U.S. Senator Lisa Murkowski (R-AK) visited King Cove, Alaska with Secretary of the Interior Deb Haaland, Governor Mike Dunleavy (R-AK), and Alaska’s Chief Medical Officer, Anne Zink, to push for continued federal support and the urgent approval of a short, gravel, one-lane, life-saving road needed to connect the predominantly Aleut community to the all-weather airport in nearby Cold Bay.
“We recently heard from the people of King Cove, who have stewarded these lands since time immemorial. Long before the federal government ever designated a refuge – without consulting them – this was their homeland. They have and always will care for it, and they are only asking for the same fundamental health and safety protections that just about everyone in the Lower 48 takes for granted,” Senator Murkowski said. “We heard the desperation, pain, and mental trauma that the lack of reliable emergency medical access has caused. We heard heart-wrenching stories, from airplane crashes, to a baby being born on a boat in rough seas who had to be kept warm in its oven, to sick and injured elders who had to be hoisted up to the Cold Bay dock in crab pots. My hope is that Secretary Haaland came here with an open mind, truly heard what was shared with her, and will support the Alaska Native people who live in King Cove. We must uphold the land exchange agreement needed to facilitate the life-saving road and finally put an end to this terrible environmental injustice.”
As part of the trip, Senator Murkowski visited the King Cove School, where she was honored with an Aleut name, Sixsadag^ulux, which translates to “never breaks in two,” from the Agdaagux Tribe of King Cove.
“I’m deeply honored and humbled to have been gifted this name—especially by a people who, themselves, never break,” Senator Murkowski said. “We will never stop, and never break, in our joint effort to protect their health and safety through a life-saving road.”
Dustin Newman of the Aleutian Pribilof Islands Association presided over the naming ceremony, along with Etta Kuzakin and Della Trumble of the Agdaagux Tribe of King Cove.
Background: King Cove is located between two volcanoes near the end of the Alaska Peninsula, about 625 miles southwest of Anchorage. The small gravel airstrip in King Cove is typically closed by bad weather for more than 100 days each year. Many of the flights not canceled are impacted or delayed by wind, turbulence, fog, rain, or snow squalls. By comparison, the federally-built all-weather airport in Cold Bay, which is less than 30 miles away from King Cove, has one of the longest runways in the state and is closed an average of 10 days per year.
Yesterday’s (April 21st, 2022) flights from Anchorage to King Cove and back were no exception.

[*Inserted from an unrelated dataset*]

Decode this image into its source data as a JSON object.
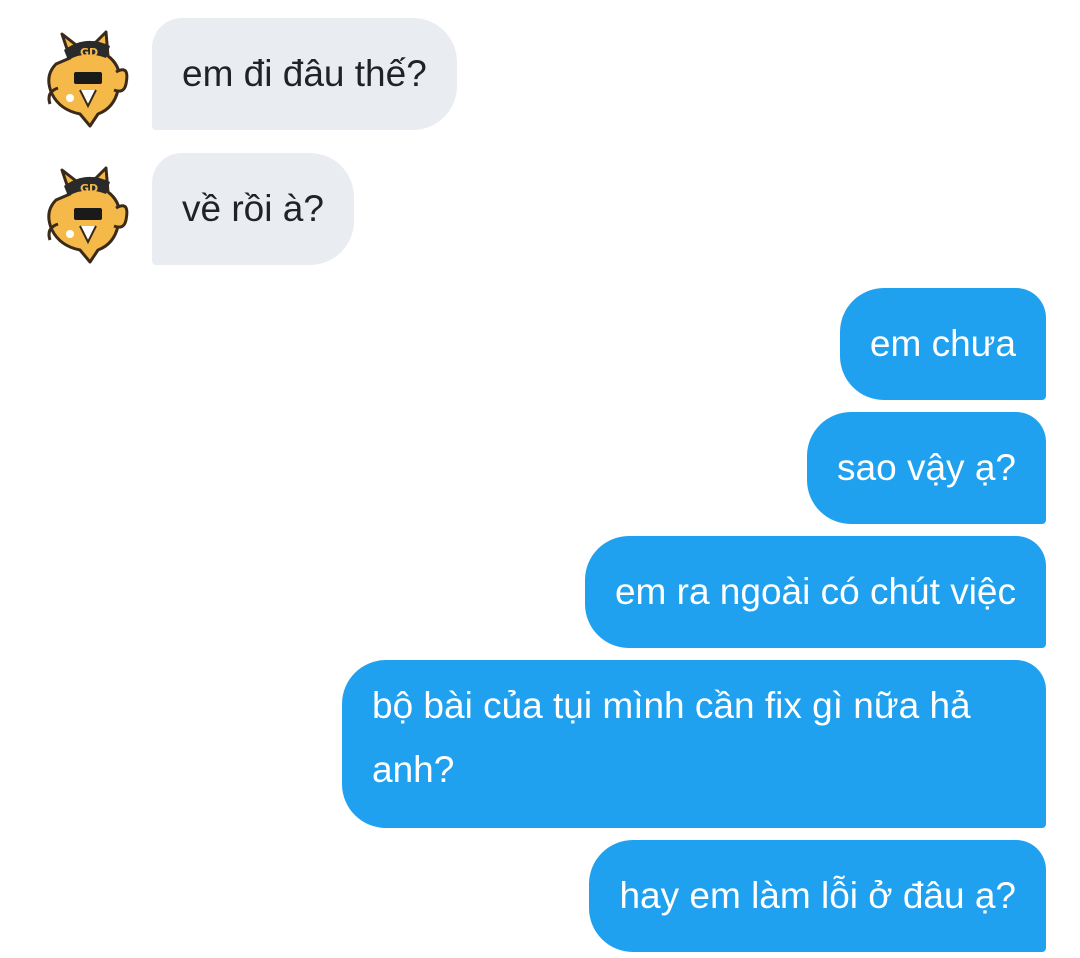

It was unclear whether the delegation would be able to fly to King Cove until shortly before departure, as heavy rains and high winds (with gusts nearing 50 miles per hour) were forecast in King Cove yesterday evening and overnight.
Between December 2013 and April 2022, the residents of King Cove endured at least 175 emergency medevacs. Most occurred in dangerous weather conditions and many had to be carried out by the U.S. Coast Guard (USGC), risking the lives of crews and patients alike and coming at significant expense to U.S. taxpayers. The last USCG medevac occurred in March 2022, when a crew airlifted an individual in respiratory distress.
In 2019, the Department of the Interior entered into an equal-value land exchange agreement with the King Cove Native Corporation in order to facilitate the life-saving road through a small part of the Izembek National Wildlife Refuge. The link would connect two existing roads that already exist inside and outside of the refuge. The Ninth Circuit Court of Appeals recently reinstated the agreement, vacating the decision of a lower court. Senator Murkowski continues to urge the Biden administration, including Secretary Haaland, to maintain its legal defense of the agreement.